The technology has a range of benefits, including enabling more minimally invasive procedures which help to prevent blood loss, theatre time and infection rates; increasing the accuracy of implant placement and reducing intraoperative radiation exposure; assisting in safe, accurate placement of spinal instrumentation during operations; and reducing clinical risk to patients.
“Our Spinal Surgery Department is an internationally renowned Spine Centre for excellence and a leader in innovative and technologically advanced clinical healthcare,” said Professor Meghana Pandit, Chief Medical Officer at OUH. “This robotic navigation platform will further ensure the Trust provides accurate and excellent care to patients and help to reduce waiting lists which also improves overall patient satisfaction.”
Patients set to benefit from digitised remote monitoring of heart conditions at UHCW NHS Trust
University Hospitals Coventry and Warwickshire (UHCW) and Doccla are collaborating to set up tech-led virtual wards to aid 100 atrial fibrillation patients.
The creation of a specialised, secure virtual ward will enable UHCW NHS Trust and Doccla to capture electrocardiogram (ECG), selected vital signs and symptomatic data in patients preparing for a cardiac ablation procedure, along with safely monitoring their recovery post-operation.
Led by Cardiac Consultant Dr Tarv Dhanja, the UHCW cardiac team will be able to safely manage patients remotely via its digital platform, tracking patients’ measurements and symptoms together on the Doccla platform. Any abnormal readings are flagged, with the patient contacted to determine if any intervention is needed. Patients also receive regular routine calls to check on their physical and mental wellbeing.
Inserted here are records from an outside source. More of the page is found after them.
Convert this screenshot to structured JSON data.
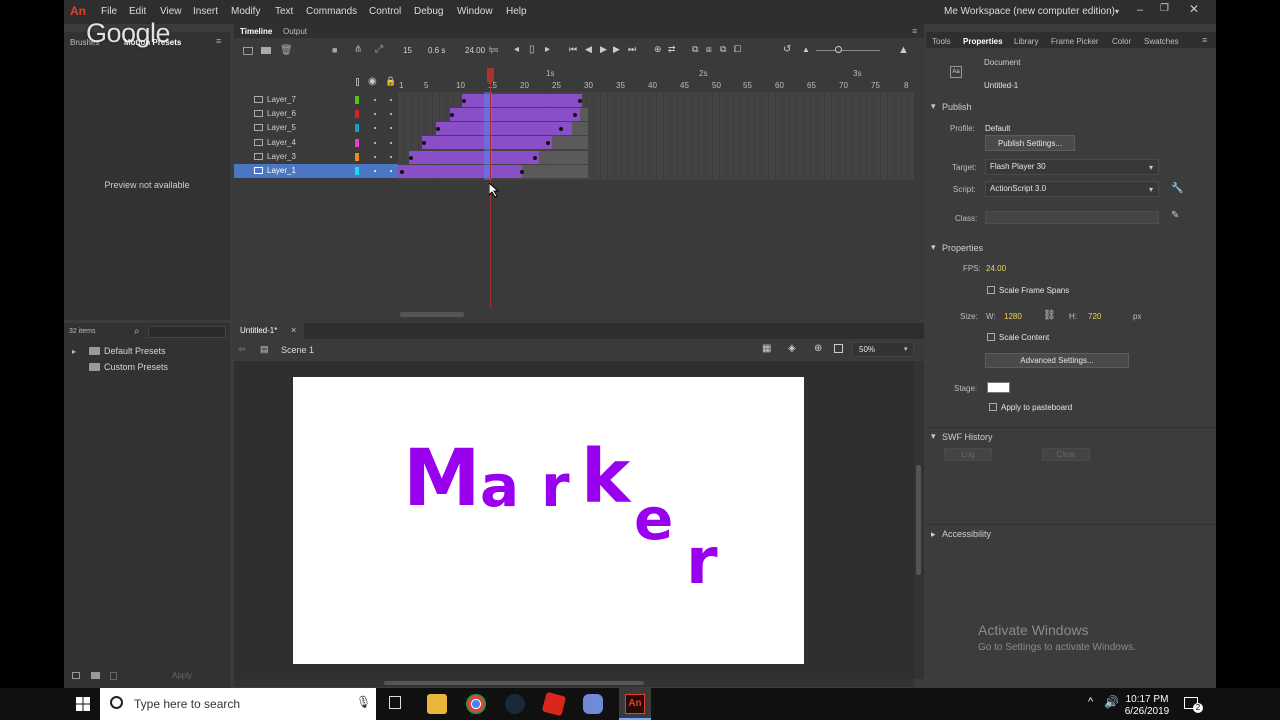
{
  "overlay": {
    "google": "Google"
  },
  "menubar": {
    "logo": "An",
    "items": [
      "File",
      "Edit",
      "View",
      "Insert",
      "Modify",
      "Text",
      "Commands",
      "Control",
      "Debug",
      "Window",
      "Help"
    ],
    "workspace": "Me Workspace (new computer edition)"
  },
  "left_panel": {
    "tabs": [
      "Brushes",
      "Motion Presets"
    ],
    "preview": "Preview not available",
    "items_count": "32 items",
    "folders": [
      "Default Presets",
      "Custom Presets"
    ],
    "apply": "Apply"
  },
  "timeline": {
    "tabs": [
      "Timeline",
      "Output"
    ],
    "current_frame": "15",
    "time": "0.6 s",
    "fps": "24.00",
    "fps_unit": "fps",
    "second_markers": [
      "1s",
      "2s",
      "3s"
    ],
    "frame_numbers": [
      "1",
      "5",
      "10",
      "15",
      "20",
      "25",
      "30",
      "35",
      "40",
      "45",
      "50",
      "55",
      "60",
      "65",
      "70",
      "75",
      "8"
    ],
    "layers": [
      {
        "name": "Layer_7",
        "color": "#5bbf1b"
      },
      {
        "name": "Layer_6",
        "color": "#e0201b"
      },
      {
        "name": "Layer_5",
        "color": "#1b9fbf"
      },
      {
        "name": "Layer_4",
        "color": "#e03fd0"
      },
      {
        "name": "Layer_3",
        "color": "#f08a1b"
      },
      {
        "name": "Layer_1",
        "color": "#1bd7f0"
      }
    ]
  },
  "document_tab": {
    "title": "Untitled-1*",
    "scene": "Scene 1",
    "zoom": "50%"
  },
  "stage": {
    "text": "Marker",
    "bg": "#ffffff",
    "text_color": "#9900ee"
  },
  "properties": {
    "tabs": [
      "Tools",
      "Properties",
      "Library",
      "Frame Picker",
      "Color",
      "Swatches"
    ],
    "doc_label": "Document",
    "doc_name": "Untitled-1",
    "publish_header": "Publish",
    "profile_label": "Profile:",
    "profile_value": "Default",
    "publish_settings": "Publish Settings...",
    "target_label": "Target:",
    "target_value": "Flash Player 30",
    "script_label": "Script:",
    "script_value": "ActionScript 3.0",
    "class_label": "Class:",
    "props_header": "Properties",
    "fps_label": "FPS:",
    "fps_value": "24.00",
    "scale_frame_spans": "Scale Frame Spans",
    "size_label": "Size:",
    "w_label": "W:",
    "w_value": "1280",
    "h_label": "H:",
    "h_value": "720",
    "px": "px",
    "scale_content": "Scale Content",
    "advanced": "Advanced Settings...",
    "stage_label": "Stage:",
    "pasteboard": "Apply to pasteboard",
    "swf_header": "SWF History",
    "log": "Log",
    "clear": "Clear",
    "accessibility": "Accessibility"
  },
  "watermark": {
    "line1": "Activate Windows",
    "line2": "Go to Settings to activate Windows."
  },
  "taskbar": {
    "search_placeholder": "Type here to search",
    "time": "10:17 PM",
    "date": "6/26/2019",
    "notif_count": "2"
  }
}
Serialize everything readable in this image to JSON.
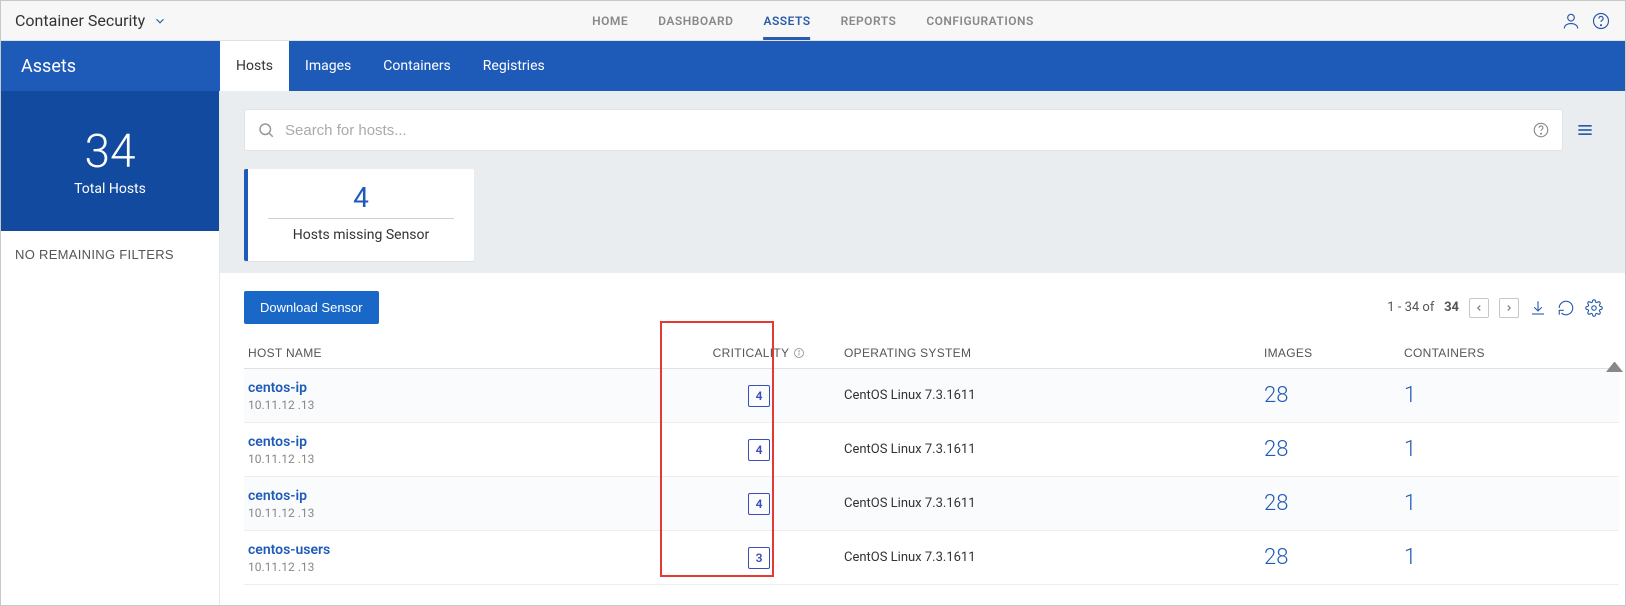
{
  "app": {
    "name": "Container Security"
  },
  "topnav": {
    "home": "HOME",
    "dashboard": "DASHBOARD",
    "assets": "ASSETS",
    "reports": "REPORTS",
    "configurations": "CONFIGURATIONS"
  },
  "pageTitle": "Assets",
  "tabs": {
    "hosts": "Hosts",
    "images": "Images",
    "containers": "Containers",
    "registries": "Registries"
  },
  "sidebar": {
    "total_count": "34",
    "total_label": "Total Hosts",
    "no_filters": "NO REMAINING FILTERS"
  },
  "search": {
    "placeholder": "Search for hosts..."
  },
  "card": {
    "count": "4",
    "label": "Hosts missing Sensor"
  },
  "toolbar": {
    "download_sensor": "Download Sensor",
    "range": "1 - 34 of",
    "total": "34"
  },
  "columns": {
    "host": "HOST NAME",
    "criticality": "CRITICALITY",
    "os": "OPERATING SYSTEM",
    "images": "IMAGES",
    "containers": "CONTAINERS"
  },
  "rows": [
    {
      "name": "centos-ip",
      "ip": "10.11.12 .13",
      "criticality": "4",
      "os": "CentOS Linux 7.3.1611",
      "images": "28",
      "containers": "1"
    },
    {
      "name": "centos-ip",
      "ip": "10.11.12 .13",
      "criticality": "4",
      "os": "CentOS Linux 7.3.1611",
      "images": "28",
      "containers": "1"
    },
    {
      "name": "centos-ip",
      "ip": "10.11.12 .13",
      "criticality": "4",
      "os": "CentOS Linux 7.3.1611",
      "images": "28",
      "containers": "1"
    },
    {
      "name": "centos-users",
      "ip": "10.11.12 .13",
      "criticality": "3",
      "os": "CentOS Linux 7.3.1611",
      "images": "28",
      "containers": "1"
    }
  ]
}
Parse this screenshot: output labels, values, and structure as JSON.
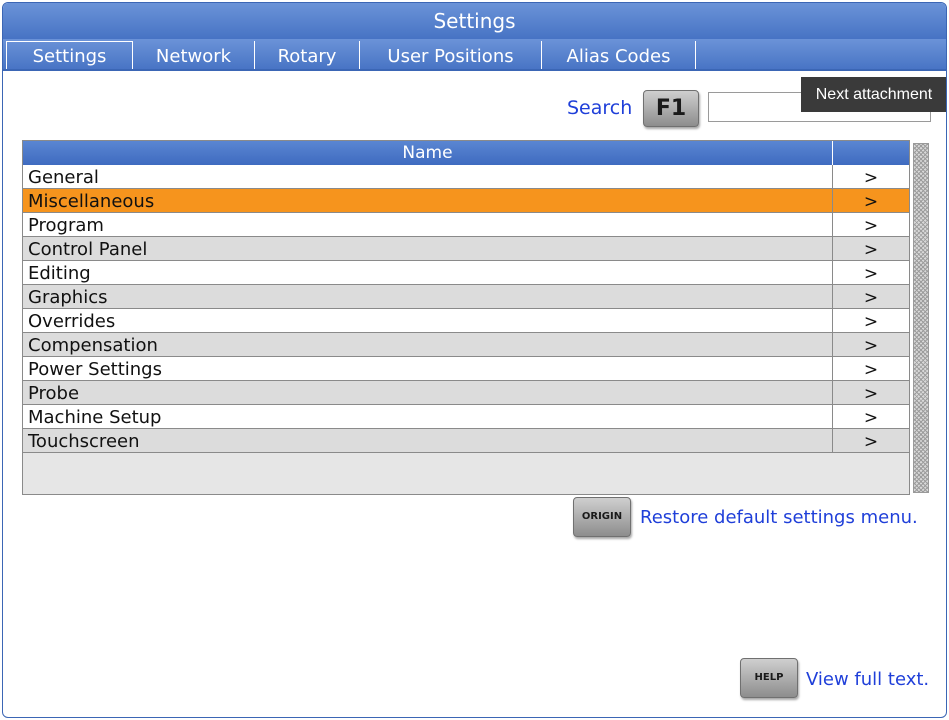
{
  "window": {
    "title": "Settings"
  },
  "tabs": [
    {
      "label": "Settings",
      "active": true
    },
    {
      "label": "Network"
    },
    {
      "label": "Rotary"
    },
    {
      "label": "User Positions"
    },
    {
      "label": "Alias Codes"
    }
  ],
  "search": {
    "label": "Search",
    "key_label": "F1",
    "value": "",
    "tooltip": "Next attachment"
  },
  "table": {
    "column_name": "Name",
    "rows": [
      {
        "name": "General",
        "arrow": ">"
      },
      {
        "name": "Miscellaneous",
        "arrow": ">",
        "selected": true
      },
      {
        "name": "Program",
        "arrow": ">"
      },
      {
        "name": "Control Panel",
        "arrow": ">"
      },
      {
        "name": "Editing",
        "arrow": ">"
      },
      {
        "name": "Graphics",
        "arrow": ">"
      },
      {
        "name": "Overrides",
        "arrow": ">"
      },
      {
        "name": "Compensation",
        "arrow": ">"
      },
      {
        "name": "Power Settings",
        "arrow": ">"
      },
      {
        "name": "Probe",
        "arrow": ">"
      },
      {
        "name": "Machine Setup",
        "arrow": ">"
      },
      {
        "name": "Touchscreen",
        "arrow": ">"
      }
    ]
  },
  "actions": {
    "origin_key": "ORIGIN",
    "origin_text": "Restore default settings menu.",
    "help_key": "HELP",
    "help_text": "View full text."
  },
  "colors": {
    "accent": "#4773c4",
    "selected_row": "#f6941d",
    "link": "#1f3fd9"
  }
}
“This innovation will benefit patients by giving them the flexibility to maintain their everyday lifestyles without compromising their health while also helping us to optimise the care we can give through close monitoring,” said Dr Tarv Dhanjal. “The ambition to digitise the pathway for AF patients stems from the need to understand more about the effectiveness of ablation procedures. AF affects one million people in the UK and, with the creation of this virtual ward, we cannot just keep a close eye on patients’ wellbeing through the process, but we can get access to valuable insight to help us begin to better understand the benefits of these procedures on peoples’ conditions.”
The data collected over this year-long initiative will also feed into an innovative research study into the effectiveness of cardiac ablation therapy.